Quand l’homme a des problèmes d’érection, il devient désagréable et agressif

Car l’absence de sexualité dans un couple, lorsqu’elle n’est pas voulue ou choisie par les deux partenaires, peut créer de véritables problèmes de fond, comme l’explique le Dr Mimoun. « La femme ne se sent plus désirable. Quant à l’homme, quand il a des problèmes d’érection, il ne se sent plus “homme” et se renferme, devient désagréable et agressif. L’ennui, c’est que lorsque les pannes sexuelles se répètent, le corps s’y habitue et intègre cela comme une réaction normale. C’est comme un gréviste de la faim qui ne ressent plus la faim après quelques jours. Dans ce cas, il suffit parfois de provoquer l’érection avec des médicaments par exemple, pour réhabituer le corps. »

Quant à la disparition du désir, selon les experts, elle n’est pas une fatalité. Or, toujours selon le sondage, un Français sur deux a déjà rencontré un problème sexuel lié au manque de désir dans le couple. « Il faut dédramatiser les soucis au lit, mais il ne faut pas non plus les ignorer, explique le Dr Mimoun. Il est normal de ne pas toujours être au top niveau, d’avoir parfois moins envie. En revanche, quand l’absence de désir s’installe, il faut réagir. Soit en consultant un praticien, soit en re-dynamisant le couple par de la gentillesse et des petites attentions. Le désir peut revenir même quand on ne s’y attend plus. »

Des facteurs psychologiques ou physiologiques, lesquels sont prépondérants pour expliquer les pannes sexuelles ?

Les deux sont toujours mêlés, on ne peut absolument pas les dissocier. Les hommes ont hélas trop souvent tendance à se réfugier derrière des causes organiques. En se disant qu’ils ont une maladie, ils imaginent qu’il suffit de la traiter pour que tout s’arrange. Or, un problème physiologique comporte toujours une part psychologique. La mémoire du corps d’une personne confrontée à des pannes à répétition s’auto-entretiendra vers ce qui ne marche pas. Il faut réhabituer son corps à mieux fonctionner.
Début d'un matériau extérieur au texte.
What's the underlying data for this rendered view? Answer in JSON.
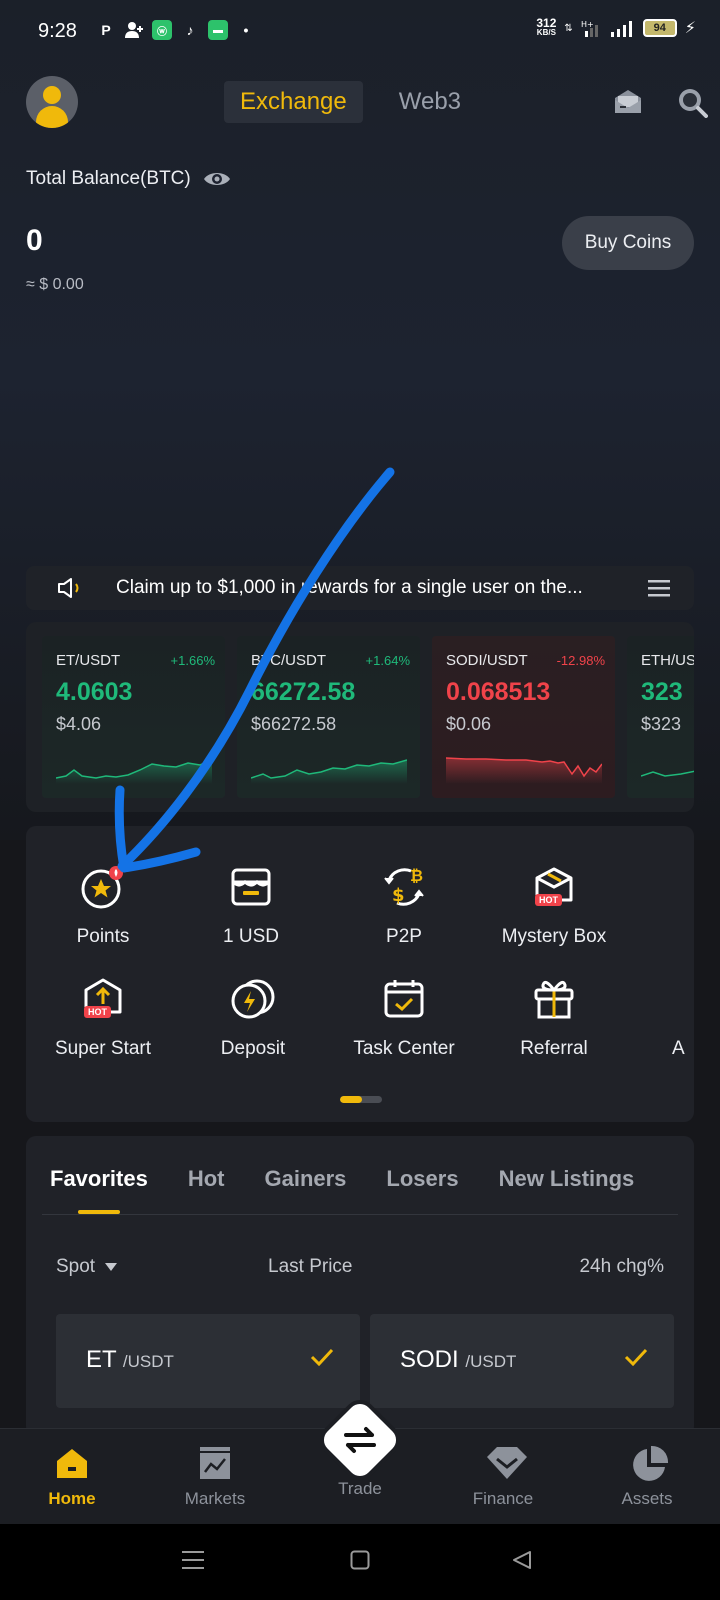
{
  "status_bar": {
    "time": "9:28",
    "net_speed": "312",
    "net_unit": "KB/S",
    "battery": "94"
  },
  "header": {
    "tabs": [
      {
        "label": "Exchange",
        "active": true
      },
      {
        "label": "Web3",
        "active": false
      }
    ]
  },
  "balance": {
    "label": "Total Balance(BTC)",
    "value": "0",
    "fiat": "≈ $ 0.00",
    "buy_button": "Buy Coins"
  },
  "announcement": {
    "text": "Claim up to $1,000 in rewards for a single user on the..."
  },
  "tickers": [
    {
      "pair": "ET/USDT",
      "change": "+1.66%",
      "price": "4.0603",
      "fiat": "$4.06",
      "trend": "up"
    },
    {
      "pair": "BTC/USDT",
      "change": "+1.64%",
      "price": "66272.58",
      "fiat": "$66272.58",
      "trend": "up"
    },
    {
      "pair": "SODI/USDT",
      "change": "-12.98%",
      "price": "0.068513",
      "fiat": "$0.06",
      "trend": "down"
    },
    {
      "pair": "ETH/USDT",
      "change": "",
      "price": "323",
      "fiat": "$323",
      "trend": "up"
    }
  ],
  "shortcuts": [
    {
      "label": "Points",
      "icon": "star-coin-icon"
    },
    {
      "label": "1 USD",
      "icon": "store-icon"
    },
    {
      "label": "P2P",
      "icon": "p2p-bitcoin-icon"
    },
    {
      "label": "Mystery Box",
      "icon": "mystery-box-icon",
      "badge": "HOT"
    },
    {
      "label": "Super Start",
      "icon": "super-start-icon",
      "badge": "HOT"
    },
    {
      "label": "Deposit",
      "icon": "deposit-coins-icon"
    },
    {
      "label": "Task Center",
      "icon": "calendar-check-icon"
    },
    {
      "label": "Referral",
      "icon": "gift-icon"
    },
    {
      "label": "A",
      "icon": "partial-item"
    }
  ],
  "markets": {
    "tabs": [
      "Favorites",
      "Hot",
      "Gainers",
      "Losers",
      "New Listings"
    ],
    "active_tab": "Favorites",
    "spot_label": "Spot",
    "last_price_label": "Last Price",
    "change_label": "24h chg%",
    "favorites": [
      {
        "base": "ET",
        "quote": "/USDT"
      },
      {
        "base": "SODI",
        "quote": "/USDT"
      }
    ]
  },
  "bottom_nav": [
    {
      "label": "Home",
      "active": true
    },
    {
      "label": "Markets",
      "active": false
    },
    {
      "label": "Trade",
      "active": false
    },
    {
      "label": "Finance",
      "active": false
    },
    {
      "label": "Assets",
      "active": false
    }
  ],
  "colors": {
    "accent": "#f0b90b",
    "up": "#1fb97a",
    "down": "#f0434a",
    "annotation_arrow": "#1473e6"
  }
}
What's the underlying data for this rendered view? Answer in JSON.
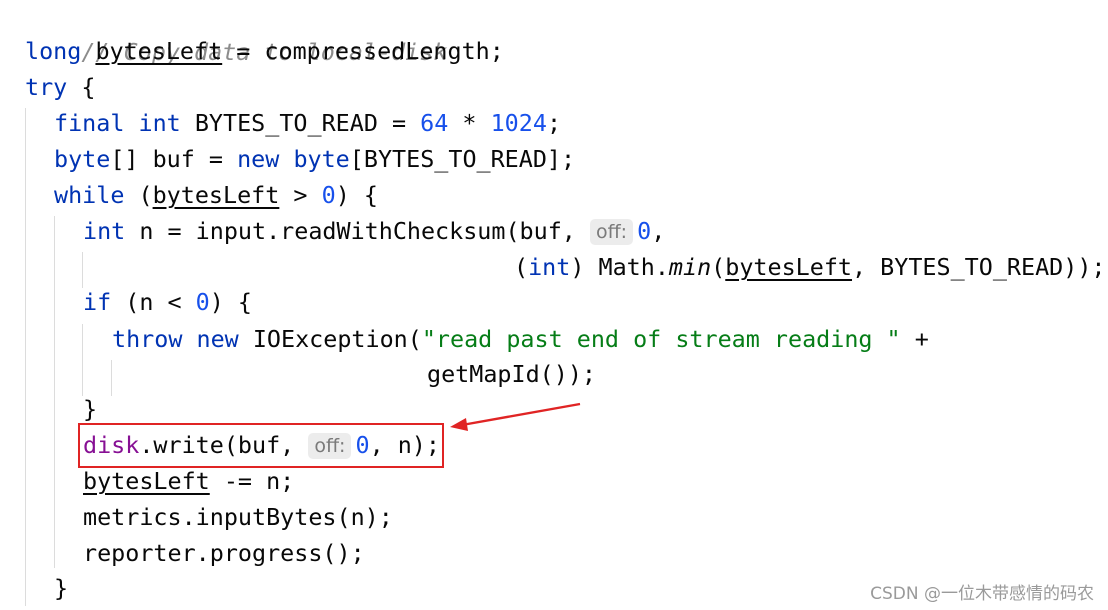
{
  "code": {
    "comment": "// Copy data to local-disk",
    "l1_kw": "long",
    "l1_var": "bytesLeft",
    "l1_rest": " = compressedLength;",
    "l2_kw": "try",
    "l2_rest": " {",
    "l3_kw1": "final",
    "l3_kw2": "int",
    "l3_mid": " BYTES_TO_READ = ",
    "l3_n1": "64",
    "l3_op": " * ",
    "l3_n2": "1024",
    "l3_end": ";",
    "l4_kw1": "byte",
    "l4_mid1": "[] buf = ",
    "l4_kw2": "new",
    "l4_kw3": "byte",
    "l4_end": "[BYTES_TO_READ];",
    "l5_kw": "while",
    "l5_a": " (",
    "l5_var": "bytesLeft",
    "l5_b": " > ",
    "l5_n": "0",
    "l5_c": ") {",
    "l6_kw": "int",
    "l6_a": " n = input.readWithChecksum(buf, ",
    "l6_hint": "off:",
    "l6_n": "0",
    "l6_end": ",",
    "l7_a": "(",
    "l7_kw": "int",
    "l7_b": ") Math.",
    "l7_fn": "min",
    "l7_c": "(",
    "l7_var": "bytesLeft",
    "l7_d": ", BYTES_TO_READ));",
    "l8_kw": "if",
    "l8_a": " (n < ",
    "l8_n": "0",
    "l8_b": ") {",
    "l9_kw1": "throw",
    "l9_kw2": "new",
    "l9_a": " IOException(",
    "l9_str": "\"read past end of stream reading \"",
    "l9_b": " +",
    "l10_a": "getMapId());",
    "l11_a": "}",
    "l12_field": "disk",
    "l12_a": ".write(buf, ",
    "l12_hint": "off:",
    "l12_n": "0",
    "l12_b": ", n);",
    "l13_var": "bytesLeft",
    "l13_a": " -= n;",
    "l14_a": "metrics.inputBytes(n);",
    "l15_a": "reporter.progress();",
    "l16_a": "}"
  },
  "colors": {
    "keyword": "#0033b3",
    "number": "#1750eb",
    "string": "#067d17",
    "comment": "#8c8c8c",
    "field": "#871094",
    "annotation": "#e02424"
  },
  "watermark": "CSDN @一位木带感情的码农"
}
Les jeunes ont-ils un rapport moins complexé à la sexualité ?

Je crois que les filles ont beaucoup changé : à tort ou à raison, les garçons se sentent désormais obligés d’être en permanence performant. Bien que les troubles de l’érection se soient « démocratisés », notamment dans le discours des médias, les jeunes hommes ont encore du mal à affronter le problème.

J’ai récemment croisé un patient de 19 ans très à l’aise lors de ses aventures d’un soir mais totalement bloqué avec son amoureuse. Véritablement stressé par l’enjeu de sa relation, il perdait ses moyens avant chaque passage à l’acte. Les garçons sont sans doute aujourd’hui plus complexés par la nouvelle assurance des femmes.